だが、「改憲スケジュール」について、公明党憲法調査会長の北側一雄副代表に尋ねると、「『スケジュールありき』ではない。まずいかに合意形成をしていくかが大事」と語った。安倍首相は「在任中に改憲実現を」と口にしてきたが、北側氏は「そんな感じは全然持っていない」と受け流した。自民党憲法改正推進本部長代理の中谷元氏も、「各党の熟議で納得と共感を得られるまで議論しなければいけないので、今の時点で『いつまでに』というものはない」と話している。

安倍首相は自身の政権担当期間をにらみながら「改憲スケジュール」を思い描いていると見られるが、それ以上に気になるのは、改憲案の取りまとめで各党の足並みが揃うかどうかだろう。発議には、衆参で総議員の3分の2以上の賛成が見込める改憲案の取りまとめが必要だが、改憲容認の自民党、公明党、維新、日本のこころを大切にする党の4党のうち、公明党がノーなら発議要件に衆議院で8議席、参議院で22議席、維新がノーの場合は参議院で9議席、不足する。

各党は今年の通常国会で、まず衆参の憲法審査会で論点整理を行う方針である。各党の関心項目を拾うと、自民党は「9条への自衛隊と自衛権の明記」「緊急事態条項の新設」、維新は「全教育無償化に必要な改正」「地方自治の章の全面改正」「憲法裁判所の新設」、党内に改憲派と護憲派が同居する民進党は「首相の衆議院解散権のあり方」「違憲立法審査制度」などが中心だ。
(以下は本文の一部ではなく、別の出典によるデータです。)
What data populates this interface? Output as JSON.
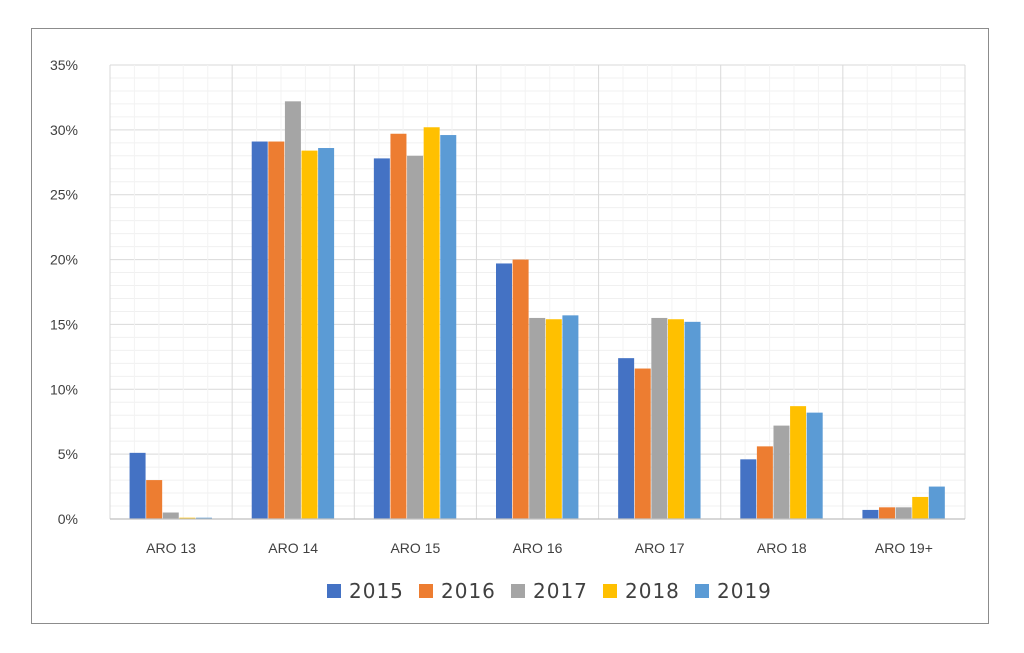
{
  "chart_data": {
    "type": "bar",
    "title": "",
    "xlabel": "",
    "ylabel": "",
    "categories": [
      "ARO 13",
      "ARO 14",
      "ARO 15",
      "ARO 16",
      "ARO 17",
      "ARO 18",
      "ARO 19+"
    ],
    "series": [
      {
        "name": "2015",
        "color": "#4472C4",
        "values": [
          5.1,
          29.1,
          27.8,
          19.7,
          12.4,
          4.6,
          0.7
        ]
      },
      {
        "name": "2016",
        "color": "#ED7D31",
        "values": [
          3.0,
          29.1,
          29.7,
          20.0,
          11.6,
          5.6,
          0.9
        ]
      },
      {
        "name": "2017",
        "color": "#A5A5A5",
        "values": [
          0.5,
          32.2,
          28.0,
          15.5,
          15.5,
          7.2,
          0.9
        ]
      },
      {
        "name": "2018",
        "color": "#FFC000",
        "values": [
          0.1,
          28.4,
          30.2,
          15.4,
          15.4,
          8.7,
          1.7
        ]
      },
      {
        "name": "2019",
        "color": "#5B9BD5",
        "values": [
          0.1,
          28.6,
          29.6,
          15.7,
          15.2,
          8.2,
          2.5
        ]
      }
    ],
    "y_unit": "%",
    "ylim": [
      0,
      35
    ],
    "y_ticks": [
      "0%",
      "5%",
      "10%",
      "15%",
      "20%",
      "25%",
      "30%",
      "35%"
    ],
    "grid": true,
    "legend_position": "bottom"
  }
}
「加憲」の公明党は、一時期、環境権や環境保全の義務などの新しい人権条項の追加を唱えていたが、北側氏に確かめると、「党内でコンセンサスを得ている段階ではない。憲法の中にどう位置づけていくか、各論の議論に入ると、難しい問題がある」という答えが返ってきた。「加憲」と言いながら、憲法案は明確ではない。北側氏は「9条は集団的自衛権の問題で解釈を確定させたので改正は必要ないと考えている。96条の『3分の2以上』という発議要件も維持すべき。憲法裁判所の新設には私は疑問を持っている」と言う。同じ与党ながら、自公は憲法問題では「同床異夢」といっていい。